Pittsburgh is blessed with several extraordinary architects who are also artists--Syl Damianos, Tasso Katselas, David Lewis for example--but when they turn to projecting their ideas in the visual arts, they tend to overlook architect's basic work materials: graphite, transfer type, photo silkscreen, pencil marks. The drawings and sculptures of New York based artists Andrew Topoloski will serve as a meaningful introduction to them or to anyone for that matter who admires the skills, "the touch," necessary in developing these tools into a new visual language.
Topolski's elegant works on paper are systems employing these elements both as abstract visual surfaces and as intellectual propositions. Instead of systems for an architectural project, however, his plotted graphic progressions move beyond representation. Topolski stuttered as a child. He began to draw as an expressive outlet. His vocabulary is expressive by the way the marks of graphite, the precision lines, and the mixed media tidbits of tactype numbers and letters are deployed on the paper--usually vellum--or, in his sculpture, by the way the "scientific" three dimensional objects--plum lines, glass discs, thermometers--are arranged in space.
What are the ideas that interest this artist and how does he communicate them to the viewer?
His control of straight line creating multiple degrees of hardness/softness contrasts with the rich almost greasy liquidity achieved by his application of powered graphite. "The seeming exactness of marks resembling diagrams, charts, blueprints--apparently technical and machine like--come together to create an elegant but enigmatic surface." Similarly, in the sculpture the steel hardened tools of measurement and attendant hardware are softened by inclusion of an umbrella handle or cane, the sculptural objects occasionally reverberating with similar shapes in the companion drawings.
Topolski is one of a fast-disappearing species: a voracious reader. "I don not use a text to visualize [it], instead it is a springboard, something that triggers something in my mind." Reflecting Zen philosophy as well as the randomness theory employed by John Cage, Topolski explores dualities the way J.S. Back explored the fugal form. Tools of precision are juxtaposed to tools of humanity for those of us who are infirm or vulnerable. Interestingly, the progressions of some of his drawings have been transformed into musical notation by the artist and his compositions played before opening night audiences at his Berlin, Tokyo and Brooklyn Museum exhibitions.
Topolski mediates between the scientific and humanist words pointing out similarities: "I have become intrigued by the peculiar aesthetics of missile sites within their natural settings.
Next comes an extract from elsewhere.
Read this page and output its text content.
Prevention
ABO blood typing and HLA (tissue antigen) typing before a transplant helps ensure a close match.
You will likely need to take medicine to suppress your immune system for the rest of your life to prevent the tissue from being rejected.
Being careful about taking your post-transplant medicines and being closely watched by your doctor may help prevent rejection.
My concern is to assimilate the strengths that exist in these structures and rearrange them visually to a 'disarmed state.' His most recent work reflects 'the relationship between cathedral floor plans and diagrammatic illustrations of missiles.'"
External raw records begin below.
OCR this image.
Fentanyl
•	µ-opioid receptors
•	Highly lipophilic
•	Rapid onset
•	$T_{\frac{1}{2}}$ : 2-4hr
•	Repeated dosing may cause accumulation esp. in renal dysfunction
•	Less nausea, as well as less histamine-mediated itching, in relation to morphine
To me, the precision and clarity of Topolski's ethereal visual language is both mysterious and exciting, reminding me of an exhibition I saw in Milan some years ago of scientific drawings from the Queen of England's collection by Leonardo da Vinci. Apparently ordered surfaces in a code with a meaning I couldn't quite decipher made me want to see more, to become better at seeing. Perhaps chaos lies just beyond these exquisite surfaces. Is our scientific mastery of the universe illusionary?